Xie Lian cenderung bodoh hingga tidak menyadari bahwa dirinya menandatangani surat penyerahan harta warisan usai hasutan tipu daya paman 'baik hati'nya. Dan beginilah akhirnya. Pamannya yang ia kira baik hati dan tidak sombong itu membuangnya begitu saja.
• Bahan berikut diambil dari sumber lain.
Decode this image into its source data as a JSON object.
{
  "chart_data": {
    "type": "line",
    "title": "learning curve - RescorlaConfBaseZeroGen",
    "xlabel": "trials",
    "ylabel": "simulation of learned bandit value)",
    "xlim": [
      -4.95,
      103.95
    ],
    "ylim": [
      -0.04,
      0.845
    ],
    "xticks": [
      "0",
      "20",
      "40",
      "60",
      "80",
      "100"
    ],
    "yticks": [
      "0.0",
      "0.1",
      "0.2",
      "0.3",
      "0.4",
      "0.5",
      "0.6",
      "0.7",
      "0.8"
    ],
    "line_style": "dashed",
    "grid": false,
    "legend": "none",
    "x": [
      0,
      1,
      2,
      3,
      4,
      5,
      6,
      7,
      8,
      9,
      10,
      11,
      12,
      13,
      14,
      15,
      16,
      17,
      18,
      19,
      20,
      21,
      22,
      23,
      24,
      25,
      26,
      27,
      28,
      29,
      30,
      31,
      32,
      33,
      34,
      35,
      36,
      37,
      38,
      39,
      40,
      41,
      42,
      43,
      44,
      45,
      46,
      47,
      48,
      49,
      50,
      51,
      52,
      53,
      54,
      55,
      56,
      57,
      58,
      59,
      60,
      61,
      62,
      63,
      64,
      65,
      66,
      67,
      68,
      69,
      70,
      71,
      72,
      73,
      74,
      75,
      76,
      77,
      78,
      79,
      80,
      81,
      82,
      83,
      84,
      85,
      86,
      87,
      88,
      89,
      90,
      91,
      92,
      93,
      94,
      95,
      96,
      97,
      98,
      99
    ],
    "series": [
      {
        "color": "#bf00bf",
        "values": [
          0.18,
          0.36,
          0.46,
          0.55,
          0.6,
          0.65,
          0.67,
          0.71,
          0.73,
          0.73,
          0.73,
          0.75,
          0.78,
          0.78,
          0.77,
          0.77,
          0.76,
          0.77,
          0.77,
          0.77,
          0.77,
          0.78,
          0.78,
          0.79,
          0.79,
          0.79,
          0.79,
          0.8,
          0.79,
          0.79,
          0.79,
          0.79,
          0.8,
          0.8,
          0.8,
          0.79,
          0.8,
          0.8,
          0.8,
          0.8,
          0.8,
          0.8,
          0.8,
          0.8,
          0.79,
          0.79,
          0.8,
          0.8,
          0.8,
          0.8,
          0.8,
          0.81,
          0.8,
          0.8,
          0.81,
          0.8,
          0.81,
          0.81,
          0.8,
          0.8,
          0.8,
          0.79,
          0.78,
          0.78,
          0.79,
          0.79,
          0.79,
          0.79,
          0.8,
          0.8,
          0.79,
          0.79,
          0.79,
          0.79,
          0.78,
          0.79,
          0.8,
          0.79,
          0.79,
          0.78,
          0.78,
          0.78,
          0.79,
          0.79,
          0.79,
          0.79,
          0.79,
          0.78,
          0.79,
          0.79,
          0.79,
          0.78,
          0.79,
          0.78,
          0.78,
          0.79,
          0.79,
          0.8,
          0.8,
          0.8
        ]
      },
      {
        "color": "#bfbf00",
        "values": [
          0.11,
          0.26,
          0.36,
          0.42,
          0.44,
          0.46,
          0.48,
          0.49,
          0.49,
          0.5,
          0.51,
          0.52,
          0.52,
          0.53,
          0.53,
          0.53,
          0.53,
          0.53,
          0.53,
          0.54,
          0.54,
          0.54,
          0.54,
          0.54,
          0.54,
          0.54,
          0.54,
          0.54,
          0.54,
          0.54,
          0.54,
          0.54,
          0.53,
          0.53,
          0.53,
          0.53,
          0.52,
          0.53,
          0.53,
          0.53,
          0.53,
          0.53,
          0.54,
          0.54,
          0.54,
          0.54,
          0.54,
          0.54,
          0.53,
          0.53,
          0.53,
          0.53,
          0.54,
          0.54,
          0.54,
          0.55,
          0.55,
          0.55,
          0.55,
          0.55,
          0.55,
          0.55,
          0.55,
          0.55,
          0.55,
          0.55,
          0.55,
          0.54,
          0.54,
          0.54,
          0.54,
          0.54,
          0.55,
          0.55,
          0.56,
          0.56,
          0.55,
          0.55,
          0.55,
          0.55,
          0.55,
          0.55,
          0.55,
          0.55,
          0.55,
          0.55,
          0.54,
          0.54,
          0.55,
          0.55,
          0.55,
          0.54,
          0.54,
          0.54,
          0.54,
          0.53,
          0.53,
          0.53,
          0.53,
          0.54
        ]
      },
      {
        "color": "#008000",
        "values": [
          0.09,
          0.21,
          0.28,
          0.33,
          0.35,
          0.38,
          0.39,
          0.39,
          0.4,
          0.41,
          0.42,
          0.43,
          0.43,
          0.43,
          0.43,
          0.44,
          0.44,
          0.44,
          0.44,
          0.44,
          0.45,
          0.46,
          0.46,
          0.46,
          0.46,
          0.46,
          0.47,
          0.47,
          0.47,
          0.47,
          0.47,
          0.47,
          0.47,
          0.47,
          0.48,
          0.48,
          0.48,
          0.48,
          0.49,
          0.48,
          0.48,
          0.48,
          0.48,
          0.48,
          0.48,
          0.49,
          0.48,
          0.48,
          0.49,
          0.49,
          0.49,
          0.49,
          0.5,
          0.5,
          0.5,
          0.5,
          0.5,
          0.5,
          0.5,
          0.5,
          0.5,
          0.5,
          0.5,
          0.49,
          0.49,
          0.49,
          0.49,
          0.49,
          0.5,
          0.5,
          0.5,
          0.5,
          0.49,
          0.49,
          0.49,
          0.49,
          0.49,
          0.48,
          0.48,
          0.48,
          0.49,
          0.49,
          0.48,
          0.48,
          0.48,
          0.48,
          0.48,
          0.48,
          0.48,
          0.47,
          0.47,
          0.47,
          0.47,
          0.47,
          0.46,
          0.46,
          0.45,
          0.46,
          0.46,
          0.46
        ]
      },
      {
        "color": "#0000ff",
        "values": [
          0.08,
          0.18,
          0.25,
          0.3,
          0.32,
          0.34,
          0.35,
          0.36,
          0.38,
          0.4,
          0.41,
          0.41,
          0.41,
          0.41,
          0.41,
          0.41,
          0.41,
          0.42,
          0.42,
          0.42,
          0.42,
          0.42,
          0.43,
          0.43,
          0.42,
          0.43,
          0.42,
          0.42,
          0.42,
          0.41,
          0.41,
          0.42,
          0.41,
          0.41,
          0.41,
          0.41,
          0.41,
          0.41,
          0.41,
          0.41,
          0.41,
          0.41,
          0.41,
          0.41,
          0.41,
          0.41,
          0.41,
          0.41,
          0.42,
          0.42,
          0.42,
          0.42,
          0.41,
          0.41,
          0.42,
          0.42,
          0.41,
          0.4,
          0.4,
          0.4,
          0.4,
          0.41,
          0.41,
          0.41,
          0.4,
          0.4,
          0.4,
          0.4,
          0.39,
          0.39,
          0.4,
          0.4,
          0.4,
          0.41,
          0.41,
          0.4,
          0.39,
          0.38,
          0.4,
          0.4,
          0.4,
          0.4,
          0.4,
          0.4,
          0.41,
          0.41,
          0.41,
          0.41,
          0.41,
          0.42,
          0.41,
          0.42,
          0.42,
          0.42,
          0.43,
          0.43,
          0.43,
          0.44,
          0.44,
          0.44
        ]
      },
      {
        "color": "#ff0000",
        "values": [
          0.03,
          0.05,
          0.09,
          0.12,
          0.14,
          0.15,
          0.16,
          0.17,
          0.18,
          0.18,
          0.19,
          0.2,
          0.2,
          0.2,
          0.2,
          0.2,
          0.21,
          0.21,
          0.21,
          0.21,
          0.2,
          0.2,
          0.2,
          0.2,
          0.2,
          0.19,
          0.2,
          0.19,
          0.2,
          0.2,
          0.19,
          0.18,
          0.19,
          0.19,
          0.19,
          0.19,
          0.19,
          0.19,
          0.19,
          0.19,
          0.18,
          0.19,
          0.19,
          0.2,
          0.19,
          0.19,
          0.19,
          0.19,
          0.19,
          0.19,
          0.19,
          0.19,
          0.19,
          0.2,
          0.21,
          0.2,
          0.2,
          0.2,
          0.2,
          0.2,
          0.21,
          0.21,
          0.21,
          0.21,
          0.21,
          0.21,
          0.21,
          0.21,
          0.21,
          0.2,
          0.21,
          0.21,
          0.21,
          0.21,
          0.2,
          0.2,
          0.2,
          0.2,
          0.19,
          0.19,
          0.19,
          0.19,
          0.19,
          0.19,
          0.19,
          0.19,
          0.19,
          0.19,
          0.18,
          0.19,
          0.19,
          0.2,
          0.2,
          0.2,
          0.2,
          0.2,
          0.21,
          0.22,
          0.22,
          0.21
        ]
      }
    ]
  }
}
Tanpa uang sepeserpun hingga pada titik ia harus membayar uang kuliahnya sendiri.
Karena kesulitan, Xie Lian memutuskan cuti dari kuliah magister-nya dan fokus bekerja mengumpulkan uang. Ia punya pekerjaan sekarang yaitu sebagai pustakawan di perpustakaan Universitas swasta terkenal di Guangzhou.
Gajinya tidak banyak, namun cukup untuk makannya sehari-hari dan menabung sedikit demi sedikit.
Begitu Xie Lian membuka matanya, matahari sudah terbit. Pemuda itu duduk dan merenggangkan sedikit tubuhnya kemudian bangkit untuk mandi.
Pintu kamar Feng Xin masih tertutup, dari celah bawah pintunya. Xie Lian tahu lampu di dalam masih mati dan pemilik kamar belum terjaga. Xie Lian sudah rapi dengan kemeja putih dan celana kain diatas mata kaki. Ia harus bekerja hari ini, namun ia akan merasa bersalah jika pergi tanpa meninggalkan apapun.
Berpikir sejenak, Xie Lian mendekati kulkas. Mungkin ia bisa memasak sarapan untuk Feng Xin sebagai ucapan terima kasih karena sudah diperbolehkan menumpang. Isi kulkas itu tidak banyak, hanya ada beberapa butir telur dan satu ikat sayuran.
Dengan senyuman di bibir, Xie Lian mulai memasak omelet untuk Feng Xin.
Begitu Feng Xin keluar dari kamarnya, Xie Lian sudah tidak ada di rumah. Mata hitam jernihnya terpaku pada sepiring omelet diatas meja makan. Di samping piring itu terdapat selembar kertas kecil bertulisan;
"Aku pergi bekerja, sebelum kuliah makanlah sarapanmu dulu. Aku akan pulang pukul empat sore hari."
Tertegun sejenak, Feng Xin memutuskan duduk. Namun begitu satu sendok omelet buatan Xie Lian masuk ke mulutnya, bibir Feng Xin berkedut, wajahnya berubah hijau. Ia tidak bisa tidak melirik meja dapur yang baru saja digunakan Xie Lian. Botol garam disana tinggal setengah, padahal ia jelas yakin bahwa ia baru saja mengisi ulang botol itu kemarin.
Feng Xin meletakan sendok dan meremas kertas memo.
Dia benar-benar ingin membunuhku!
Bersambung....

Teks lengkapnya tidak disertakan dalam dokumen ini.